Vasek Pospisil si è ufficialmente ritirato dal tennis professionistico lo scorso luglio, nel suo amato Masters 1000 del Canada, il torneo di casa: ha perso la sua ultima partita con Facundo Bagnis, dopo quasi due decenni – da protagonista – nel circuito mondale. Una carriera che lo ha visto raggiungere la seconda settimana nei tornei dello Slam, entrare in top 40 e conquistare la Coppa Davis. Adesso, in ogni caso, il suo orizzonte rimane fortemente legato al tennis, ma da un’altra prospettiva: quella che lo vede come uno dei principali leader della PTPA, un’organizzazione che si prende cura del benessere dei giocatori e che mira a colmare le lacune che l’ATP non riesce a coprire. Pospisil, attraverso il blog Behind the Racquet, ha raccontato i momenti di svolta nel proprio percorso e la nuova vita dopo il ritiro.
GLI INIZI- “I miei genitori fuggirono dal regime comunista dell’ex Cecoslovacchia. Io sono nato un anno dopo il loro arrivo in Canada, in un piccolo paese chiamato Vernon, nella Columbia Britannica. Non avevamo molte risorse, ma la passione di mio padre per il tennis era enorme. Fin da giovane, il tennis è sempre stato tutto ciò che volevo fare, così ho dedicato tutta la mia vita a questo sport. I sacrifici sono stati immensi. Mio padre lasciò il lavoro, risparmiò denaro per investirlo nella mia carriera. Quando ero giovane, non capivo veramente tutto quello che mi circondava, ma quando arrivò l’adolescenza iniziai a sentire quel tipo di pressione. Non da parte dei miei genitori o della mia famiglia, ma da me stesso. Sentivo di dover restituire alla mia famiglia tutto ciò che avevano investito in me. Nel corso della mia carriera da giocatore, è difficile identificare un momento preciso in cui mi sono reso conto di avercela fatta, perché speri sempre di non essere un tennista “di un solo momento”. Ho avuto dei buoni risultati lungo il percorso, ma se dovessi sceglierne uno, direi la semifinale del Masters 1000 di Montréal. Avevo costruito abbastanza fiducia da sentire di poter vincere partite nel circuito con continuità”.
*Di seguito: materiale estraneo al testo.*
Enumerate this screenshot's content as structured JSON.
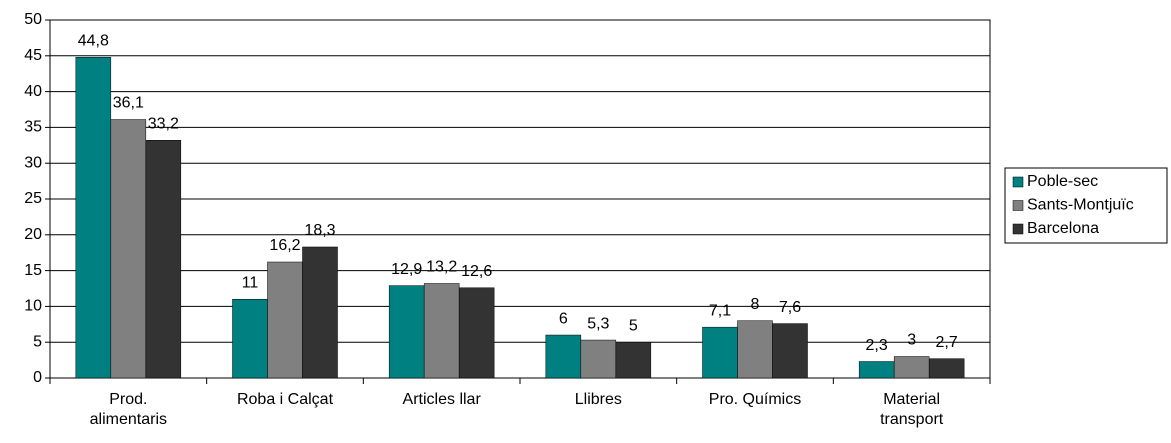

L’ESPERIENZA NELLA PTPA- “La prima volta che mi sono reso conto che avevamo bisogno di un’associazione dei giocatori è stata dopo una riunione congiunta che abbiamo avuto nel 2016 con l’ATP. È stato allora che è diventato chiaro che il tennis avesse bisogno di un cambiamento, che i giocatori avessero bisogno di una voce reale che li rappresentasse. Poco dopo ho deciso che dovevo essere io a fare quel passo. Non so bene perché sia arrivato a quella conclusione, ma ero convinto di poterlo portare avanti. La cosa più importante che ho imparato in questi ultimi cinque anni riguarda il sistema del tennis: ho scoperto che è molto più disorganizzato di quanto pensassi. Oggi, per la prima volta, vedo che siamo molto vicini a realizzare un cambiamento importante, il cambiamento necessario affinché i giocatori abbiano una vera voce e un contesto ideale per crescere. Il tennis è rimasto indietro rispetto ad altri sport, ed è per questo che in tutti questi anni abbiamo cercato di collaborare con alcuni organi di governo. Volevamo dare loro l’opportunità di lavorare con noi, ma per andare avanti non abbiamo avuto altra scelta che procedere attraverso un’azione legale. L’obiettivo finale è creare una voce indipendente per i giocatori: questo è il nostro scopo principale, affinché si possa poi preparare il terreno per tutto il resto: aumentare i montepremi e avere una maggiore partecipazione agli introiti. Avere voce in capitolo in qualsiasi questione che influisca sul nostro lavoro – come viaggi, orari, palle da gioco o prize money – per noi sarebbe estremamente importante.”